PRSAs - personal retirement savings accounts - are the new kids on the pensions block, the products created to boost the number of Irish workers with their own pension plan. But employers should choose carefully who they allow to advise their employees on the ins and outs of PRSAs.
If employees are mis-sold a PRSA, the first person they will blame is the employer which invited the sales agent or broker to speak to staff in the first place, warns financial adviser Mr Paul O'Neill of Cork-based intermediary J.P. O'Neill Financial Management.
"Employees believe 'if my employer trusts this guy, so can I'," says Mr O'Neill.
Employers who rush to the nearest bank in the second week of September to get a letter of appointment signed before the mandatory access deadline will be less likely to double-check that contributing employees are not being misled or bamboozled by jargon-filled policy documents, he argues.
Mr O'Neill has discovered one case of a low-income worker who was sold a non-standard PRSA, despite the fact that these are only recommended in limited circumstances for people with near-specialist knowledge of the investment market.
"He knows nothing about the stock market, the same as everyone else. In 15 minutes it was done. He was sold a non-standard PRSA with the funds being chosen by the agent. There was no factfind or anything else," he says.
At no point was the individual told the difference between a non-standard or a standard PRSA or even that two different types existed.
Agents who sell the non-standard variety make hundreds of euro in extra commission, while individuals' pension funds may be significantly diminished by the higher charges on most non-standard PRSAs.
Charges on standard PRSAs are capped at 5 per cent on contributions and a 1 per cent management charge, but there are no such restrictions on non-standard PRSAs.
Even an extra quarter of a percentage point on the annual management charge could reduce a person's pension fund by almost €11,000, based on a €300 monthly contribution over 30 years and assuming growth of 6 per cent per annum on the fund.
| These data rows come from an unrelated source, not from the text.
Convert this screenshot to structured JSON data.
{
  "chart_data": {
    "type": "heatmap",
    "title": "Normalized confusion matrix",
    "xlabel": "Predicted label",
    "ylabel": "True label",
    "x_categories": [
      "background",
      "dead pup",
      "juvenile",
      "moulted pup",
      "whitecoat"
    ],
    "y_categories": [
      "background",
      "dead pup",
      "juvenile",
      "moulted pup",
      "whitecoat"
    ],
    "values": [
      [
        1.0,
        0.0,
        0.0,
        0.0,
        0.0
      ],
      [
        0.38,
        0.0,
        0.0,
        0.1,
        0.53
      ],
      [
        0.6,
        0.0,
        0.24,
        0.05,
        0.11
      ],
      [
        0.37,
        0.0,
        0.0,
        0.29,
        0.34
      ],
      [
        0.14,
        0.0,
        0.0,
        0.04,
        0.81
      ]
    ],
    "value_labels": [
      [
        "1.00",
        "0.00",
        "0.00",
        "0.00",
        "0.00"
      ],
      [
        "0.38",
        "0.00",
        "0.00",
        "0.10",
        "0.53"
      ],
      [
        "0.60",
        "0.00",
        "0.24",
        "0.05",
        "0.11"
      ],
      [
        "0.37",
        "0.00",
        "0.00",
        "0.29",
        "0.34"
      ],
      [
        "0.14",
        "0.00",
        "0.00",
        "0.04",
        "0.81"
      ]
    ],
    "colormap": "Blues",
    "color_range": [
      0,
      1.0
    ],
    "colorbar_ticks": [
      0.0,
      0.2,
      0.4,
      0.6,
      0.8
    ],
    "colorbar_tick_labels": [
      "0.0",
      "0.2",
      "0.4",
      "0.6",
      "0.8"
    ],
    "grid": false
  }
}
Fears that these more expensive PRSAs will be pushed on consumers recently prompted the Irish Financial Services Regulatory Authority (IFSRA) to introduce new regulations on their sale.
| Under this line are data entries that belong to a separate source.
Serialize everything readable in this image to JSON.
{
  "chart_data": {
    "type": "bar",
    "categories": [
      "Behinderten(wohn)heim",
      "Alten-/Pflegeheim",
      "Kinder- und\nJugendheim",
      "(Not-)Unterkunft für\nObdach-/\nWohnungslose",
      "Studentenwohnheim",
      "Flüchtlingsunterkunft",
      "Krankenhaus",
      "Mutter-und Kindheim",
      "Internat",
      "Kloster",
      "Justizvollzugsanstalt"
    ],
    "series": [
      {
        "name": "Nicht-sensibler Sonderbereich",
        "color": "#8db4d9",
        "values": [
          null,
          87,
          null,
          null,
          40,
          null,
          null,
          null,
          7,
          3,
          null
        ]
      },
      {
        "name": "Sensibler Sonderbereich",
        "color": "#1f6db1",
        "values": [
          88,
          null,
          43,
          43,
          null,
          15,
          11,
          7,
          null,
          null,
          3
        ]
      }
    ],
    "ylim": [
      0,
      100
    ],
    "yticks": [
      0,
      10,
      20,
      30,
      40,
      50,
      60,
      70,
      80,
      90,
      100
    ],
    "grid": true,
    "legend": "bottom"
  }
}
Firms will not be able to sell non-standard PRSAs to customers without a signed declaration from both parties that all relevant information has been given and all risks have been pointed out.
Firms will also have to give customers a copy of IFSRA's consumer factsheet on PRSAs.
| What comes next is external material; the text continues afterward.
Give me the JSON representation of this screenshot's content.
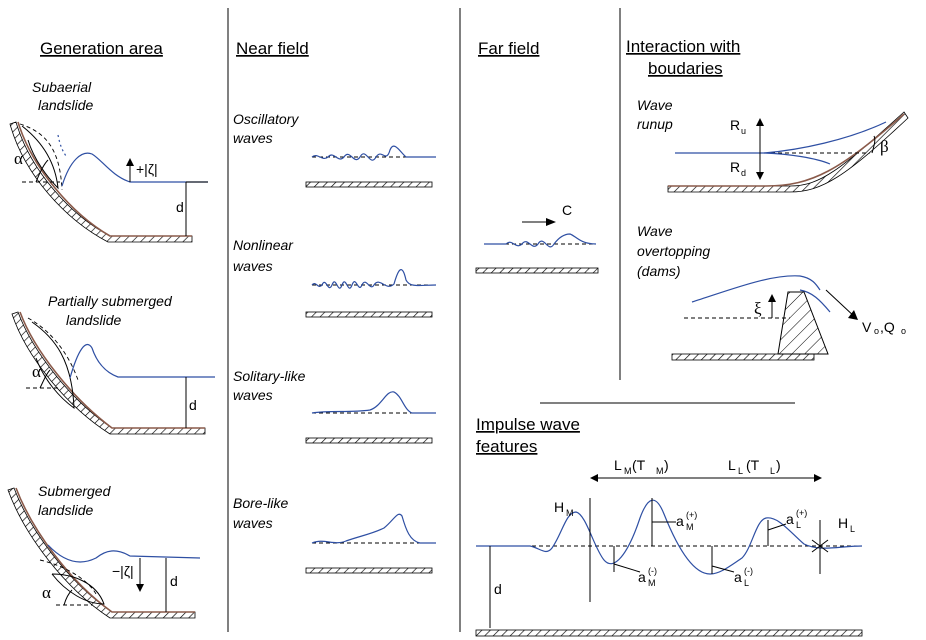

"We do not want consumers encouraged to purchase a non-standard PRSA when it is not required, simply to generate additional revenue for the financial institution," warned consumer director Ms Mary O'Dea.
Mr O'Neill believes this is exactly what is already happening.
"If it's going to happen once, it's going to happen wholesale," he says.
Mr Liam Ferguson of brokers Ferguson & Associates says IFSRA's intervention will protect consumers.
"If a non-standard PRSA is recommended to a client, the broker will really have to make a great effort and show on the file why a non-standard PRSA was in the best interest of the client," says Mr Ferguson, who runs a site called www.prsacentre.com.
Mr Ferguson believes brokers will be cautious about selling non-standard PRSAs to the point where some may be wary of selling Standard Life's PRSAs, which are non-standard to allow customers access to its with-profit funds, but currently have standard charges.
"All IFSRA-regulated intermediaries are subject to occasional and random audits," he notes.
As pensions are the longest of long-term investments, intermediaries would carry the risk of a mis-sold product around for decades, along with the possibility that their customers could complain to the regulator at any time and trigger a full-scale investigation into their sales practices.
Tied agents employed by banks and insurance companies typically move from town to town and job to job and do not have to worry about that risk to the same extent, Mr O'Neill says. "They have got their targets, and that's all that matters to them."